Rolled pasta is about twice as light (half as dense) as extruded pasta, which makes it lighter tasting and better able to absorb sauces. The thickness of rolled pasta can be controlled from paper-thin to cookie-thick, whereas the size of the die controls the thickness in extruded pasta. Rolled pasta cooks in less than half the time that it takes for extruded pasta. Rolled pasta recipes have greater flexibility than extruded pasta recipes, which are limited to certain consistencies and lack the ability to add whole ingredients, which would not pass through the dies.
Extruded pasta allows you to easily make tubular and other odd-shaped pasta that can't be fashioned from rolled dough. Most store bought pasta is extruded into its shape. Shapes of pasta are quite diverse.
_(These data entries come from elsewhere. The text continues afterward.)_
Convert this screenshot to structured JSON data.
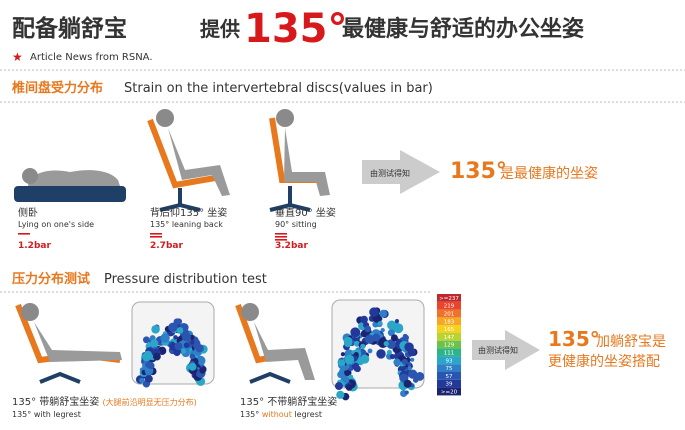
{
  "header": {
    "title": "配备躺舒宝",
    "tagline_prefix": "提供",
    "tagline_number": "135°",
    "tagline_suffix": "最健康与舒适的办公坐姿"
  },
  "source": "Article News from RSNA.",
  "strain": {
    "heading_cn": "椎间盘受力分布",
    "heading_en": "Strain on the intervertebral discs(values in bar)",
    "postures": [
      {
        "cn": "侧卧",
        "en": "Lying on one's side",
        "value": "1.2bar"
      },
      {
        "cn": "背后仰135° 坐姿",
        "en": "135° leaning back",
        "value": "2.7bar"
      },
      {
        "cn": "垂直90° 坐姿",
        "en": "90° sitting",
        "value": "3.2bar"
      }
    ],
    "arrow_label": "由测试得知",
    "conclusion_number": "135°",
    "conclusion_text": "是最健康的坐姿"
  },
  "pressure": {
    "heading_cn": "压力分布测试",
    "heading_en": "Pressure distribution test",
    "legend": {
      "labels": [
        ">=237",
        "219",
        "201",
        "183",
        "165",
        "147",
        "129",
        "111",
        "93",
        "75",
        "57",
        "39",
        ">=20"
      ],
      "colors": [
        "#c0282d",
        "#e8452c",
        "#f0722a",
        "#f7a823",
        "#f3d11c",
        "#b9d334",
        "#6cc24a",
        "#2fb38a",
        "#2aa6c9",
        "#2f7fc8",
        "#2a55b0",
        "#23399a",
        "#1a2470"
      ]
    },
    "with": {
      "cn": "135° 带躺舒宝坐姿",
      "note": "(大腿前沿明显无压力分布)",
      "en": "135° with legrest"
    },
    "without": {
      "cn": "135° 不带躺舒宝坐姿",
      "en_prefix": "135° ",
      "en_highlight": "without",
      "en_suffix": " legrest"
    },
    "arrow_label": "由测试得知",
    "conclusion_number": "135°",
    "conclusion_line1": "加躺舒宝是",
    "conclusion_line2": "更健康的坐姿搭配"
  }
}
Pasta makers of one sort or another have been around for a long time. The oldest that we are aware of is the Chitarra (pronounced key-tahr-rah, it's Italian for guitar), a current model of which is pictured at left. An important symbol of the Abruzzi region of Italy, the Chitarra originated around 1800 in the province of Chieti.
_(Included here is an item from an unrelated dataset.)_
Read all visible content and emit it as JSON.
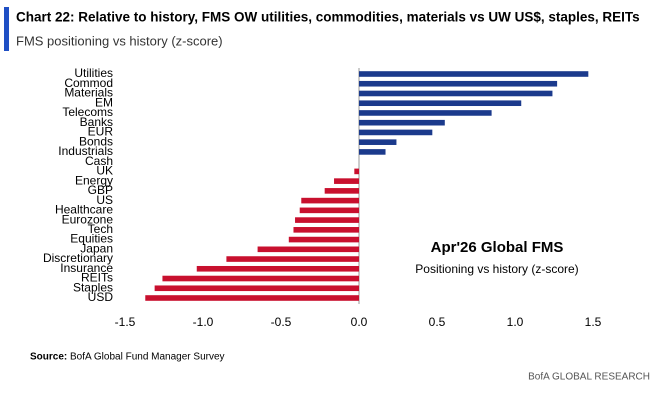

The first mechanical home model is credited to have been manufactured by the Vitantonio Mfg. Co. in 1906, the same year Fante's was founded.
Pasta Maker Maintenance
Keep all pasta makers away from water to keep steel parts and wires from rusting.Wipe off flour with a pastry brush. Use a plastic scraper to remove any sticking dough. Lubricate from time to time, depending on the humidity in your environment. Place a drop of mineral oil where each roller meets the body of the mechanical pasta maker OR Wipe wires of the chitarra with an oil-dampened cloth. Store in their original box, in a dry place. We don't recommend taking pasta makers apart to repair at home.